I agree but are they not a relatively few and far between? and "real" cyclist parents (whatever that is) may want a new one...

Why dont you look for a second hand Islabike?


----------



## tyred (12 Mar 2009)

Surely, a car boot sale is worth a look. Children grow out of bikes very quickly at that age and a boot sale is a likely place for someone to dispose of their unwanted childs bike.


----------



## summerdays (12 Mar 2009)

From what I have heard/seen second hand Islabikes are few and far between and keep most of their value (which probably makes it easier to buy brand new or resign yourself to a long search)


----------



## summerdays (12 Mar 2009)

tyred said:


> Surely, a car boot sale is worth a look. Children grow out of bikes very quickly at that age and a boot sale is a likely place for someone to dispose of their unwanted childs bike.



And school fair's too (especially if you go to one where they would be at the age that they would have outgrown it - ie junior school for a bike for an infant) but you are at the mercy of what sort of bike they would buy so pick a school in a well off area.


----------



## atbman (13 Mar 2009)

Apart from the Islabikes recommendations. Well, there isn't anything apart from Islabike recommendations, apart from another Islabike.

However, teaching him to ride:
1. Take off pedals (whichever bike), remembering that the LH pedal has a LH thread, so undoes "wrong" way.

2. Lower saddle so feet easily reach the ground

3. If possible, find a small slope leading to flat bit and let him roll down onto flat bit

4. He will rapidly get the hang of balanceing/steering with any luck

5. Once he can go a reasonable distance without putting his feet on the ground put the pedals back on

6. He will then get the hang of pedalling and your troubles start from that point.

7. Do not hold/push the bike to help him get started, the bike will then go where you're pushing, which might not be _quite_ where he's steering it - place your hand _lightly_ on his back to help get him going at first.

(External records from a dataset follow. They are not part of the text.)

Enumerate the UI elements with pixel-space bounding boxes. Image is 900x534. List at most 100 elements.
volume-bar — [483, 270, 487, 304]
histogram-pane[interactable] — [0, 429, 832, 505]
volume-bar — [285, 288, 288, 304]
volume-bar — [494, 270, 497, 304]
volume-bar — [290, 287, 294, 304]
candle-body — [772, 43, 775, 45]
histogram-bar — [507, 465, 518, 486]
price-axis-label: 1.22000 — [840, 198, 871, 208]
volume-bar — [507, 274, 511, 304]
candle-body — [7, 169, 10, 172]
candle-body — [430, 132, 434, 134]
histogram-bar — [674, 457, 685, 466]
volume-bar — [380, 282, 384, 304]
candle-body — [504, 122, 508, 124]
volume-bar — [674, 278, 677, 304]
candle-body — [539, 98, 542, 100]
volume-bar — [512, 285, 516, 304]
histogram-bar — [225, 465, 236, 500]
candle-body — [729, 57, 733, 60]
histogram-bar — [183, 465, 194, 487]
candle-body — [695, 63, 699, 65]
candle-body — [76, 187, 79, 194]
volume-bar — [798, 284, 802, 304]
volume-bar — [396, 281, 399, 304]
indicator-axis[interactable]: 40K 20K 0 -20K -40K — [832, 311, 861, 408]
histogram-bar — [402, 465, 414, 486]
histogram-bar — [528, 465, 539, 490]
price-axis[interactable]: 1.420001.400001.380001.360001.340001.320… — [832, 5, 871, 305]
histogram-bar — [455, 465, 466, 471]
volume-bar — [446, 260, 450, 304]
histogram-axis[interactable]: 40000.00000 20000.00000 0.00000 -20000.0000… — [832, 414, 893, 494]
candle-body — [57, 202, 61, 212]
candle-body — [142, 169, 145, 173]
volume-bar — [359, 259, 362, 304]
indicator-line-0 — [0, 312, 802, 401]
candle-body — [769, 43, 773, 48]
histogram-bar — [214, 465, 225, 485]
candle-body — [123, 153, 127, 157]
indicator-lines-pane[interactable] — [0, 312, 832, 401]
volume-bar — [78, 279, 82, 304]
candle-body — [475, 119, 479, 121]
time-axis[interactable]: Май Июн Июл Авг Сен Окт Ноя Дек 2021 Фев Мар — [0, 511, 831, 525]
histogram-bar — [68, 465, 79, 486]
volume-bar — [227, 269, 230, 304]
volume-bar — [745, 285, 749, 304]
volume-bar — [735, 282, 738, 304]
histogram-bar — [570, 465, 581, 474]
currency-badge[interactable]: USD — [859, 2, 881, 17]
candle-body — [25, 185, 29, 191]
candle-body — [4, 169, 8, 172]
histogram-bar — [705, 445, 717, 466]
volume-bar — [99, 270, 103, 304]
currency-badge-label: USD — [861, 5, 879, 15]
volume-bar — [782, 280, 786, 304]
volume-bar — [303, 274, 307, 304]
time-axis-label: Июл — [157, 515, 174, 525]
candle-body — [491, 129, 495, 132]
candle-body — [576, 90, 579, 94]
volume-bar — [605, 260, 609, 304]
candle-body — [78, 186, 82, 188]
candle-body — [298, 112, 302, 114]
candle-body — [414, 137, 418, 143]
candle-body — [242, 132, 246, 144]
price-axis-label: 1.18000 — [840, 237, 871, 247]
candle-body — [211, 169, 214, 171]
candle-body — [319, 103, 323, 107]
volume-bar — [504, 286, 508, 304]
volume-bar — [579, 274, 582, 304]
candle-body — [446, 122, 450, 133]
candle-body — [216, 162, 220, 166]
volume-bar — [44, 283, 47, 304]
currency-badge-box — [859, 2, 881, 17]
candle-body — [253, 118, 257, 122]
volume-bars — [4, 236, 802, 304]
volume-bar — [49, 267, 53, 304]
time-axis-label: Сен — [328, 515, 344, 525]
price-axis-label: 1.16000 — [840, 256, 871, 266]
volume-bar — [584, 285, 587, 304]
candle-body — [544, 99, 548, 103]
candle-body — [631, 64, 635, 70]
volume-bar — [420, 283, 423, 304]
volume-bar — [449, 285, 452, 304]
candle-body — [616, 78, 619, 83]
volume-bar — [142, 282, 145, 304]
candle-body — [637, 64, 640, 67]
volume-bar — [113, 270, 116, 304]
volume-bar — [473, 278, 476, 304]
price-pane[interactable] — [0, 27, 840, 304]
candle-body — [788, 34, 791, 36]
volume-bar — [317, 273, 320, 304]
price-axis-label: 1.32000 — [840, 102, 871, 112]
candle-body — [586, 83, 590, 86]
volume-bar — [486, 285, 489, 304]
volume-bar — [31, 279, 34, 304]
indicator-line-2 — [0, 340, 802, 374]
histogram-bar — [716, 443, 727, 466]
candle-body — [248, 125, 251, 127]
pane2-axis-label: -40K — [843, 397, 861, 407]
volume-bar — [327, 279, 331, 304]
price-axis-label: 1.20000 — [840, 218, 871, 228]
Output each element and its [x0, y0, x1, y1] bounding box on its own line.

8. Did I mention Islabikes?


----------



## Dave5N (13 Mar 2009)

atbman said:


> Apart from the Islabikes recommendations. Well, there isn't anything apart from Islabike recommendations, apart from another Islabike.
> 
> However, teaching him to ride:
> 1. Take off pedals (whichever bike), remembering that the LH pedal has a LH thread, so undoes "wrong" way.
> ...



That's a good summary. I'd like to add a small point - when you take the pedals off, use insulation tape or similar to tape the cranks up.


----------



## DJ (14 Mar 2009)

I'm in exactly the same position as the OP, Boy will be 5 in May! 

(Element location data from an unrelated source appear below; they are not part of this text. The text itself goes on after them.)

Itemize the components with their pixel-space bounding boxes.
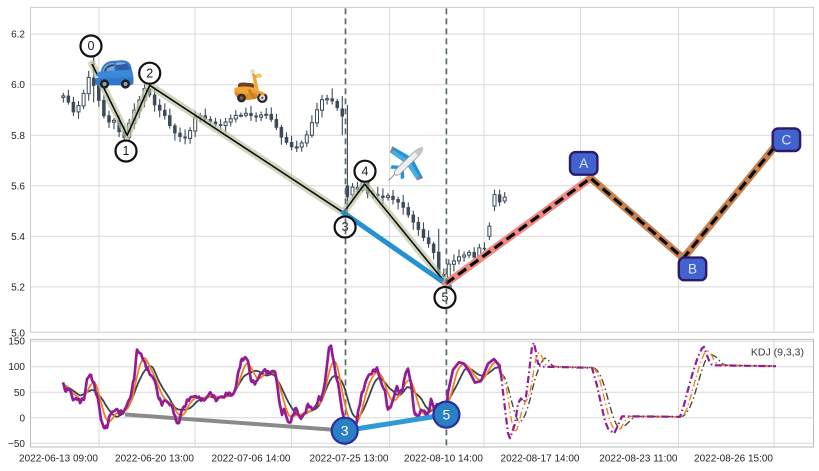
svg-text:5.2: 5.2: [11, 282, 25, 293]
svg-text:150: 150: [8, 337, 25, 348]
svg-text:0: 0: [88, 39, 95, 53]
svg-text:2022-08-10 14:00: 2022-08-10 14:00: [404, 454, 483, 465]
svg-text:2022-08-17 14:00: 2022-08-17 14:00: [501, 454, 580, 465]
svg-text:2022-06-13 09:00: 2022-06-13 09:00: [19, 454, 98, 465]
svg-text:2: 2: [146, 66, 153, 80]
svg-text:5: 5: [442, 291, 449, 305]
svg-text:2022-06-20 13:00: 2022-06-20 13:00: [115, 454, 194, 465]
svg-text:5.8: 5.8: [11, 131, 25, 142]
svg-text:4: 4: [362, 164, 369, 178]
svg-text:6.2: 6.2: [11, 30, 25, 41]
svg-text:5: 5: [443, 407, 451, 423]
svg-text:−50: −50: [8, 439, 25, 450]
svg-text:6.0: 6.0: [11, 80, 25, 91]
svg-text:100: 100: [8, 362, 25, 373]
svg-text:3: 3: [342, 220, 349, 234]
svg-text:B: B: [688, 262, 697, 277]
svg-text:2022-08-26 15:00: 2022-08-26 15:00: [694, 454, 773, 465]
svg-text:2022-08-23 11:00: 2022-08-23 11:00: [599, 454, 678, 465]
svg-text:C: C: [782, 133, 792, 148]
svg-text:A: A: [579, 156, 588, 171]
svg-text:5.4: 5.4: [11, 232, 25, 243]
svg-text:5.0: 5.0: [11, 329, 25, 340]
svg-text:2022-07-06 14:00: 2022-07-06 14:00: [212, 454, 291, 465]
svg-text:2022-07-25 13:00: 2022-07-25 13:00: [310, 454, 389, 465]
svg-text:3: 3: [341, 423, 349, 439]
svg-text:50: 50: [14, 388, 26, 399]
svg-text:5.6: 5.6: [11, 181, 25, 192]
svg-text:1: 1: [123, 144, 130, 158]
svg-text:KDJ (9,3,3): KDJ (9,3,3): [751, 347, 804, 359]
svg-text:0: 0: [19, 413, 25, 424]
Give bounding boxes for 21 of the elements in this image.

Islabikes are lovley and worth the money if you have that kind of money.

I don't so I have found one the right size from my LBS for £52.00 or summit.

I can't imagine him using the bike for more than a year before moving on to the larger one we already have.

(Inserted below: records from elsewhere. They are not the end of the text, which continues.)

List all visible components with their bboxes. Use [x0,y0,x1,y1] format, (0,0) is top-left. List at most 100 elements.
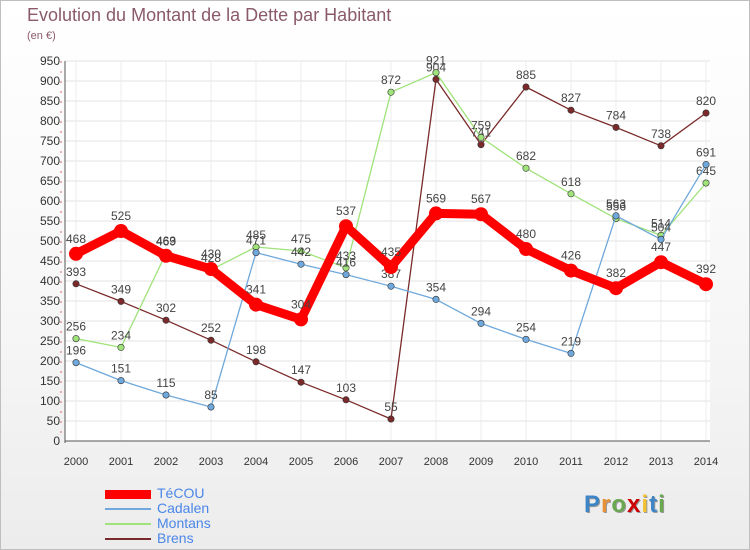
y-tick-label: 350 [40,294,60,308]
data-point [117,377,125,385]
series-line [165,394,212,408]
data-label: 442 [291,245,311,259]
series-line [570,109,617,129]
y-tick-label: 50 [47,414,61,428]
data-label: 428 [201,251,221,265]
series-line [521,244,576,276]
series-line [476,209,531,254]
data-label: 393 [66,265,86,279]
data-label: 55 [384,400,398,414]
legend-swatch [105,538,151,540]
data-label: 569 [426,191,446,205]
series-line [431,208,486,219]
series-line [210,339,257,363]
series-line [345,399,392,420]
y-tick-label: 500 [40,234,60,248]
y-tick-label: 650 [40,174,60,188]
y-tick-label: 900 [40,74,60,88]
data-point [699,277,713,292]
legend-swatch [105,489,151,499]
data-point [342,264,350,272]
data-label: 480 [516,227,536,241]
data-label: 885 [516,68,536,82]
y-tick-label: 0 [53,434,60,448]
data-point [159,248,173,263]
data-point [387,415,395,423]
data-point [117,297,125,305]
series-line [75,361,122,382]
y-tick-label: 100 [40,394,60,408]
y-tick-label: 250 [40,334,60,348]
x-tick-label: 2005 [289,456,313,468]
data-label: 872 [381,73,401,87]
data-point [207,403,215,411]
data-label: 827 [561,91,581,105]
series-line [570,193,617,220]
legend-label: Montans [157,515,211,531]
data-label: 567 [471,192,491,206]
series-brens: 393 349 302 252 198 147 103 55 904 741 885 827 784 73… [66,60,716,423]
data-point [474,207,488,222]
series-line [480,322,527,341]
series-line [525,338,572,355]
x-tick-label: 2007 [379,456,403,468]
data-point [384,260,398,274]
series-line [75,283,122,303]
data-point [252,358,260,366]
data-label: 921 [426,54,446,68]
data-label: 196 [66,344,86,358]
data-point [522,335,530,343]
data-point [522,164,530,172]
data-label: 525 [111,209,131,223]
data-point [612,212,620,220]
data-label: 302 [156,301,176,315]
series-line [435,298,482,325]
data-label: 219 [561,334,581,348]
data-point [702,161,710,169]
data-label: 147 [291,363,311,377]
data-point [567,349,575,357]
y-tick-label: 200 [40,354,60,368]
y-tick-label: 800 [40,114,60,128]
data-label: 349 [111,282,131,296]
data-point [297,260,305,268]
legend-label: Brens [157,530,194,546]
series-line [480,136,527,169]
data-point [294,312,308,327]
data-label: 151 [111,362,131,376]
data-label: 691 [696,146,716,160]
series-line [251,300,306,324]
data-label: 820 [696,94,716,108]
series-line [255,246,302,252]
series-line [615,215,662,241]
data-point [654,255,668,270]
data-label: 382 [606,266,626,280]
data-point [609,281,623,296]
data-label: 463 [156,234,176,248]
data-point [72,280,80,288]
series-line [615,126,662,147]
data-label: 304 [291,297,311,311]
data-label: 759 [471,118,491,132]
data-point [432,295,440,303]
x-tick-label: 2011 [559,456,583,468]
data-point [477,133,485,141]
series-line [206,264,261,310]
x-tick-label: 2001 [109,456,133,468]
data-label: 234 [111,328,131,342]
data-label: 416 [336,256,356,270]
x-tick-label: 2013 [649,456,673,468]
series-cadalen: 1961511158547144241638735429425421956350… [66,146,716,411]
data-point [252,249,260,257]
chart-subtitle: (en €) [27,30,56,42]
data-label: 784 [606,108,626,122]
series-line [660,163,707,241]
series-line [435,78,482,146]
series-line [525,167,572,195]
series-line [71,226,126,259]
proxiti-logo: Proxiti [584,491,666,518]
data-point [387,88,395,96]
series-line [300,250,347,269]
data-point [477,319,485,327]
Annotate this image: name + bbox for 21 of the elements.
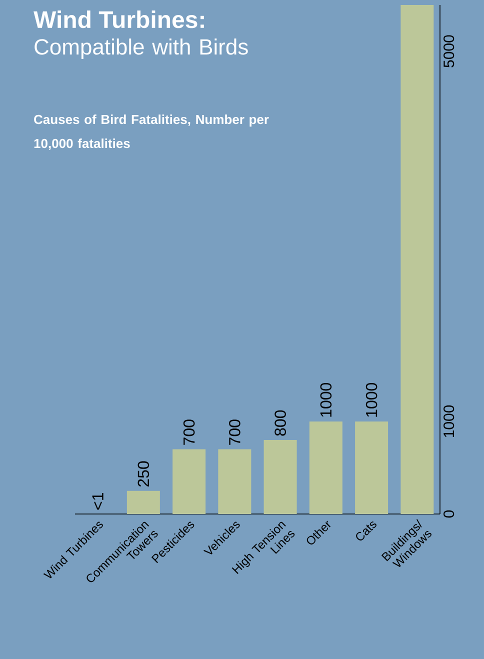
y-tick-label: 5000 xyxy=(444,35,454,68)
data-label: 250 xyxy=(138,461,150,487)
data-label: 700 xyxy=(183,420,195,445)
bar xyxy=(355,421,388,514)
bar xyxy=(218,449,252,514)
bar xyxy=(126,490,160,514)
data-label: 1000 xyxy=(366,382,378,417)
data-label: 800 xyxy=(274,410,286,436)
data-label: 1000 xyxy=(320,382,332,417)
y-tick-label: 1000 xyxy=(444,405,454,437)
text: Compatible with Birds xyxy=(34,38,248,60)
bar xyxy=(264,440,297,514)
data-label: 700 xyxy=(229,420,240,445)
bar xyxy=(172,449,206,514)
bar xyxy=(400,5,434,514)
chart-title: Wind Turbines: xyxy=(34,10,204,28)
bar xyxy=(309,421,342,514)
annotation: Causes of Bird Fatalities, Number per 10,000 fatalities xyxy=(34,114,269,150)
data-label: <1 xyxy=(92,492,104,510)
y-tick-label: 0 xyxy=(444,510,454,518)
x-tick-label: Cats xyxy=(356,522,376,540)
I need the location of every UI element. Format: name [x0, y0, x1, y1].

Great tips on how to teach them by removing the pedals.

Ironically the little brother who is two has a head start as we got him one of those pedalless scotter things that has taught him to balance so I would strongly reccommend one of those.


----------



## Dave5N (14 Mar 2009)

Yep. They're good instructions. You don't need to spend big money on this. Both mine learned on a £25 Toys-R-Us bike. One is now very good on a bike.

The other is quite quick.


----------



## weely (14 Mar 2009)

Thanks for all the advice guys, Think I will look towards second hand first then upgrade when he is confident.


----------